‘There is no Planet B’: Climate expert explores gap between science, policy, and opinion
The forecast predicts an excellent 'chance of science' for Thursday's Maury Strauss Distinguished Public Lecture at the Fralin Biomedical Research Institute.
Rising sea levels, devastating storms, urban flooding, intense heat waves, and droughts have long periled communities across the globe – and it’s only going to get worse.
Research led by the United Nations predicts extreme weather conditions will displace billions of people within the next 50 years if we don’t act now. But for climate scientists like J. Marshall Shepherd, warning the public about the possible ramifications of climate change isn’t cutting it.
“We have to stop future tense. These things are here and now,” Shepherd, the Georgia Athletic Association Distinguished Professor of Atmospheric Sciences and Geography at the University of Georgia, said in a 2022 interview. “Every single person on the planet is impacted by climate change.”
Shepherd will explore the scientific, political, and societal factors influencing climate change action in his public lecture, “Cloudy with a Chance of Science: The Intersection of Wicked Problems, Perception, Communication, and Risk,” at 5:30 p.m. Oct. 19 at the Fralin Biomedical Research Institute at VTC. He is the second of nine 2023-24 Maury Strauss Distinguished Public Lecture Series presenters.
“Dr. Shepherd is a renowned meteorologist, climate scientist, and educator known for his contributions to the field of atmospheric science and his efforts to communicate complex weather and climate concepts to the public,” said Michael Friedlander, executive director of the Fralin Biomedical Research Institute and Virginia Tech’s vice president for health sciences and technology. “Although the research institute is primarily focused on biomedical and health science research, this topic and the expertise and insights provided by Dr. Shepherd potentially represent the singular greatest factor that will impact the health of life on earth, including human health.”
Added Friedlander, “Dr. Shepherd’s contributions and perspectives that he will share on data and science have implications for all aspects of contemporary life, going well beyond climate. With over two decades of dedicated research, coupled with his extensive experience in scientific discourse, Dr. Shepherd is uniquely poised to shed light on how scientifically grounded information is consumed by both the broader public and those in positions of leadership and authority. We are fortunate to have the opportunity to share his insights with our community at Virginia Tech and in Roanoke.”
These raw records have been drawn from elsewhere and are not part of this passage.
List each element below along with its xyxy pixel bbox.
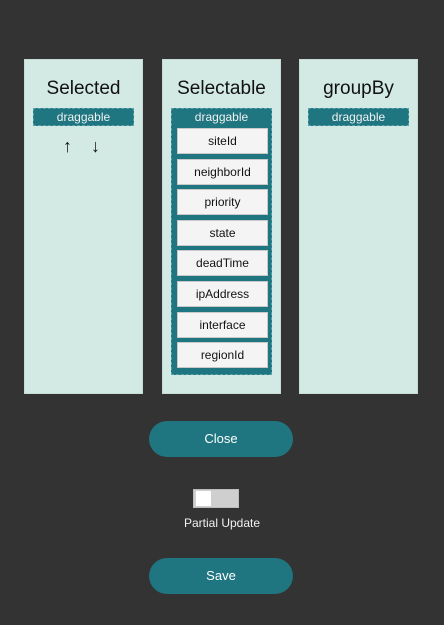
list-item-neighborid[interactable]: neighborId <box>177 159 268 185</box>
list-item-siteid[interactable]: siteId <box>177 128 268 154</box>
reorder-controls: ↑ ↓ <box>25 136 142 157</box>
toggle-knob <box>196 491 211 506</box>
groupby-drop-zone[interactable]: draggable <box>308 108 409 126</box>
arrow-down-icon[interactable]: ↓ <box>88 136 107 156</box>
close-button[interactable]: Close <box>149 421 293 457</box>
list-item-interface[interactable]: interface <box>177 312 268 338</box>
list-item-deadtime[interactable]: deadTime <box>177 250 268 276</box>
selected-panel: Selected draggable ↑ ↓ <box>24 59 143 394</box>
list-item-ipaddress[interactable]: ipAddress <box>177 281 268 307</box>
selected-panel-title: Selected <box>46 78 121 99</box>
partial-update-toggle[interactable] <box>193 489 239 508</box>
groupby-panel-title: groupBy <box>323 78 394 99</box>
selectable-panel-title: Selectable <box>177 78 266 99</box>
groupby-panel: groupBy draggable <box>299 59 418 394</box>
arrow-up-icon[interactable]: ↑ <box>60 136 79 156</box>
list-item-regionid[interactable]: regionId <box>177 342 268 368</box>
selectable-panel: Selectable draggable siteId neighborId p… <box>162 59 281 394</box>
partial-update-label: Partial Update <box>183 516 261 530</box>
save-button[interactable]: Save <box>149 558 293 594</box>
selectable-drop-zone[interactable]: draggable siteId neighborId priority sta… <box>171 108 272 375</box>
selectable-drag-label: draggable <box>194 110 249 124</box>
list-item-priority[interactable]: priority <box>177 189 268 215</box>
selected-drop-zone[interactable]: draggable <box>33 108 134 126</box>
list-item-state[interactable]: state <box>177 220 268 246</box>
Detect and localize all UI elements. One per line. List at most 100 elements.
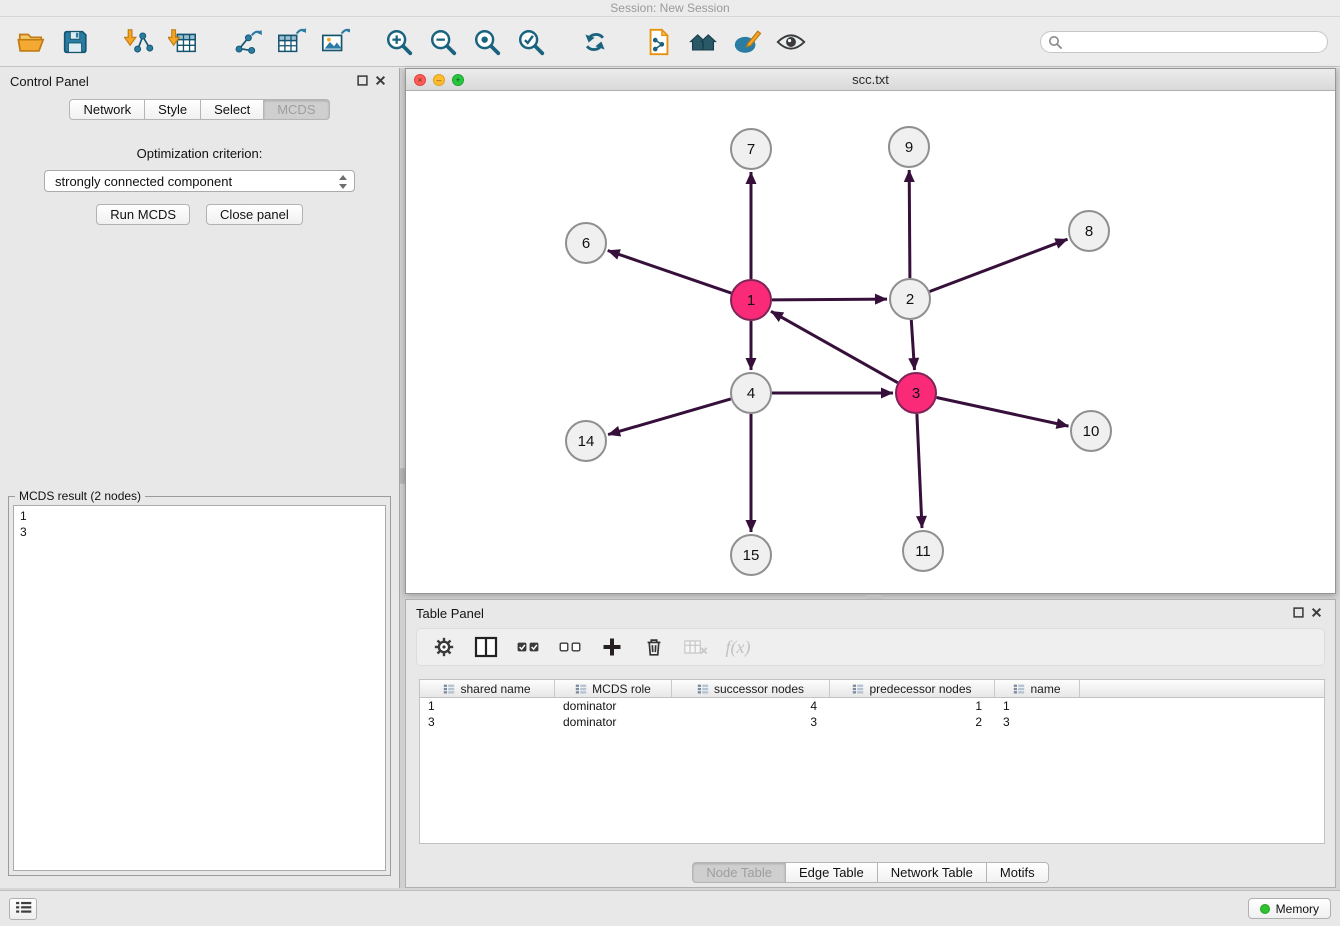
node-2[interactable]: 2 (890, 279, 930, 319)
column-header-predecessor-nodes[interactable]: predecessor nodes (830, 680, 995, 697)
edge-4-to-14[interactable] (608, 399, 731, 435)
export-image-button[interactable] (316, 22, 354, 62)
control-tab-network[interactable]: Network (69, 99, 145, 120)
control-tab-mcds[interactable]: MCDS (264, 99, 329, 120)
node-7[interactable]: 7 (731, 129, 771, 169)
close-table-panel-button[interactable] (1307, 604, 1325, 622)
edge-2-to-3[interactable] (911, 320, 914, 370)
zoom-out-button[interactable] (424, 22, 462, 62)
show-panels-list-button[interactable] (9, 898, 37, 920)
minimize-window-button[interactable]: – (433, 74, 445, 86)
table-tab-network-table[interactable]: Network Table (878, 862, 987, 883)
first-neighbors-button[interactable] (684, 22, 722, 62)
table-cell[interactable]: 1 (995, 698, 1080, 714)
settings-gear-button[interactable] (427, 632, 461, 662)
criterion-dropdown[interactable]: strongly connected component (44, 170, 355, 192)
column-header-shared-name[interactable]: shared name (420, 680, 555, 697)
run-mcds-button[interactable]: Run MCDS (96, 204, 190, 225)
column-header-successor-nodes[interactable]: successor nodes (672, 680, 830, 697)
open-session-button[interactable] (12, 22, 50, 62)
network-graph[interactable]: 7 9 6 8 1 2 4 3 14 10 15 11 (406, 91, 1335, 593)
export-network-button[interactable] (228, 22, 266, 62)
table-cell[interactable]: 3 (420, 714, 555, 730)
search-input[interactable] (1040, 31, 1328, 53)
import-network-button[interactable] (120, 22, 158, 62)
select-all-checks-button[interactable] (511, 632, 545, 662)
zoom-in-button[interactable] (380, 22, 418, 62)
table-row[interactable]: 3dominator323 (420, 714, 1324, 730)
delete-row-button[interactable] (637, 632, 671, 662)
column-tree-icon (1013, 683, 1025, 695)
node-4[interactable]: 4 (731, 373, 771, 413)
column-header-name[interactable]: name (995, 680, 1080, 697)
toolbar-separator (208, 41, 222, 42)
node-11[interactable]: 11 (903, 531, 943, 571)
save-session-button[interactable] (56, 22, 94, 62)
close-window-button[interactable]: × (414, 74, 426, 86)
table-cell[interactable]: 4 (672, 698, 830, 714)
show-hide-panel-icon (776, 27, 806, 57)
zoom-fit-button[interactable] (468, 22, 506, 62)
control-tab-style[interactable]: Style (145, 99, 201, 120)
node-3-selected[interactable]: 3 (896, 373, 936, 413)
node-8[interactable]: 8 (1069, 211, 1109, 251)
column-header-mcds-role[interactable]: MCDS role (555, 680, 672, 697)
zoom-window-button[interactable]: + (452, 74, 464, 86)
network-canvas[interactable]: 7 9 6 8 1 2 4 3 14 10 15 11 (406, 91, 1335, 593)
column-tree-icon (697, 683, 709, 695)
clear-all-checks-icon (558, 636, 582, 658)
memory-button[interactable]: Memory (1248, 898, 1331, 919)
float-panel-button[interactable] (353, 72, 371, 90)
export-network-icon (232, 27, 262, 57)
node-1-selected[interactable]: 1 (731, 280, 771, 320)
table-toolbar: f(x) (416, 628, 1325, 666)
table-cell[interactable]: 2 (830, 714, 995, 730)
table-cell[interactable]: 3 (672, 714, 830, 730)
import-table-button[interactable] (164, 22, 202, 62)
new-network-from-selection-button[interactable] (640, 22, 678, 62)
table-cell[interactable]: 1 (830, 698, 995, 714)
edge-1-to-2[interactable] (772, 299, 887, 300)
close-panel-button[interactable] (371, 72, 389, 90)
table-cell[interactable]: 1 (420, 698, 555, 714)
mcds-result-list[interactable]: 1 3 (13, 505, 386, 871)
node-9[interactable]: 9 (889, 127, 929, 167)
export-table-button[interactable] (272, 22, 310, 62)
add-row-button[interactable] (595, 632, 629, 662)
table-tab-motifs[interactable]: Motifs (987, 862, 1049, 883)
edge-2-to-9[interactable] (909, 170, 910, 278)
float-table-panel-button[interactable] (1289, 604, 1307, 622)
zoom-selected-button[interactable] (512, 22, 550, 62)
control-tab-select[interactable]: Select (201, 99, 264, 120)
show-columns-button[interactable] (469, 632, 503, 662)
show-columns-icon (474, 636, 498, 658)
edge-1-to-6[interactable] (608, 251, 732, 294)
table-tab-edge-table[interactable]: Edge Table (786, 862, 878, 883)
clear-all-checks-button[interactable] (553, 632, 587, 662)
annotation-mode-button[interactable] (728, 22, 766, 62)
close-mcds-panel-button[interactable]: Close panel (206, 204, 303, 225)
edge-3-to-11[interactable] (917, 414, 922, 528)
node-6[interactable]: 6 (566, 223, 606, 263)
show-hide-panel-button[interactable] (772, 22, 810, 62)
edge-3-to-10[interactable] (937, 398, 1069, 427)
table-cell[interactable]: 3 (995, 714, 1080, 730)
table-cell[interactable]: dominator (555, 698, 672, 714)
node-14[interactable]: 14 (566, 421, 606, 461)
node-15[interactable]: 15 (731, 535, 771, 575)
control-panel: Control Panel NetworkStyleSelectMCDS Opt… (0, 68, 400, 888)
node-10[interactable]: 10 (1071, 411, 1111, 451)
table-tab-node-table[interactable]: Node Table (692, 862, 786, 883)
table-row[interactable]: 1dominator411 (420, 698, 1324, 714)
zoom-out-icon (428, 27, 458, 57)
network-window-titlebar[interactable]: × – + scc.txt (406, 69, 1335, 91)
edge-3-to-1[interactable] (771, 311, 898, 382)
control-panel-tabs: NetworkStyleSelectMCDS (0, 99, 399, 120)
table-cell[interactable]: dominator (555, 714, 672, 730)
edge-2-to-8[interactable] (930, 239, 1068, 291)
table-panel: Table Panel f(x) shared nameMCDS rolesuc… (405, 599, 1336, 888)
column-tree-icon (575, 683, 587, 695)
svg-text:14: 14 (578, 433, 595, 450)
settings-gear-icon (432, 636, 456, 658)
refresh-layout-button[interactable] (576, 22, 614, 62)
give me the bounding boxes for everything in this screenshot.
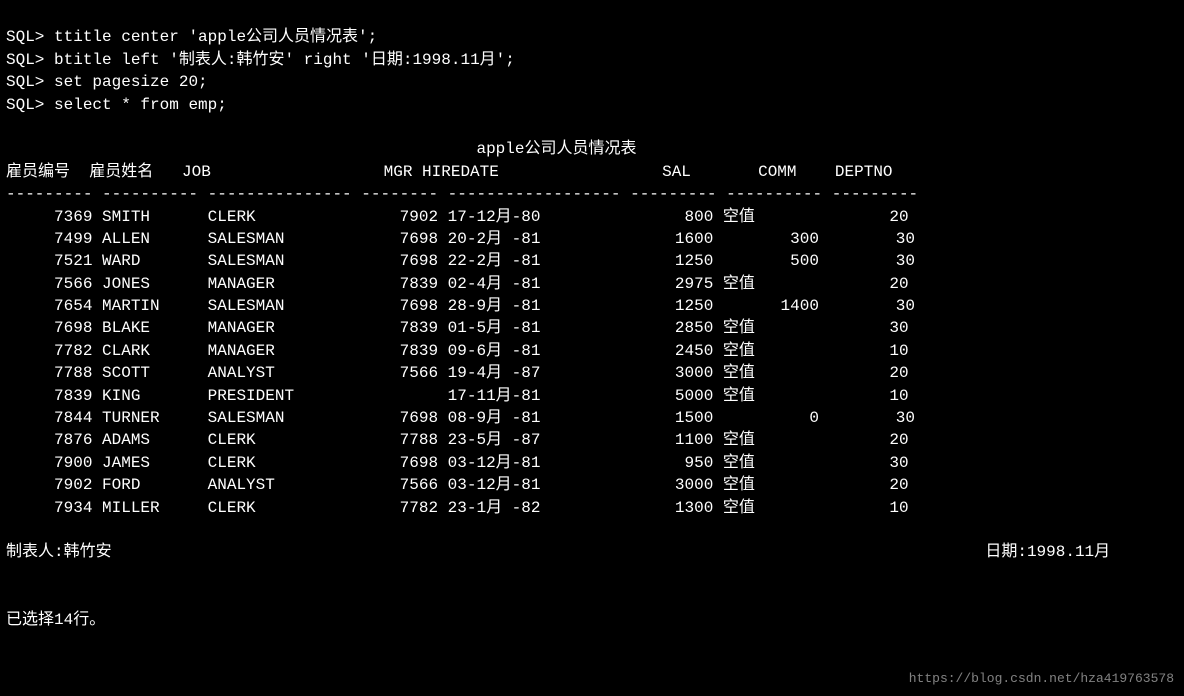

By examining the interplay between science, communication, and political decision-making, his talk promises to provide valuable insights into how society navigates the climate crisis.
"There is no ‘Planet B’ for humanity,” Shepherd said. “So we better understand this one well.”
Shepherd is an elected member of the National Academy of Science, the National Academy of Engineering, and the American Academy of Arts and Sciences, having been elected to all three in 2021.
He is a former NASA scientist and skilled science communicator who hosts the Weather Channel’s “Weather Geeks,” contributes to Forbes magazine, and frequently appears on major TV networks, such as CNN, NBC's “Today” show, and CBS' “Face the Nation.”
He combines the power of scientific insight with humor, presenting an "end-to-end" perspective on the challenges and opportunities inherent in engaging the public with scientific knowledge. Many organizations seek his meteorological expertise, including NASA, the National Oceanic and Atmospheric Administration (NOAA), the U.S. Congress, and the White House.
Shepherd has received numerous accolades, including the American Geological Institute's Award for Outstanding Contribution to the Public Understanding of the Geosciences in 2021, the Mani L. Bhaumik Award for Public Engagement with Science from the American Association for the Advancement of Science in 2020, and the 2019 American Geophysical Union Climate Communication Prize.
As a former NASA Earth Sciences Advisory Committee chair and member of its Earth Science Subcommittee, Shepherd contributed to notable committees, including the NOAA’s Science Advisory Board and the U.N. World Meteorological Organization steering committee. He was part of influential groups such as the 2007 Intergovernmental Panel on Climate Change AR4 contributing author team and National Academies of Sciences panels on climate and national security, extreme weather attribution, and urban meteorology. Shepherd also served as an editor for the Journal of Applied Meteorology and Climatology and Geography Compass.
Shepherd earned his bachelor’s, master’s, and doctoral degrees in physical meteorology at Florida State University. He was the first African American to receive a doctoral degree from the Florida State University meteorology department and the second to preside over the American Meteorological Society.
As a leader in the field, Shepherd has actively supported programs to provide opportunities and mentorship for underrepresented minorities, helping them overcome barriers and succeed in scientific careers.
The institute’s free public lecture series is made possible by Maury Strauss, a longtime Roanoke businessman and benefactor who recognizes the importance of bringing leading biomedical research scientists to the community.
The public is welcome to attend the lecture, preceded by a 5 p.m. refreshments in the Fralin Biomedical Research Institute at 2 Riverside Circle in Roanoke. Shepherd’s talk will be streamed live via Zoom and archived on the institute’s website.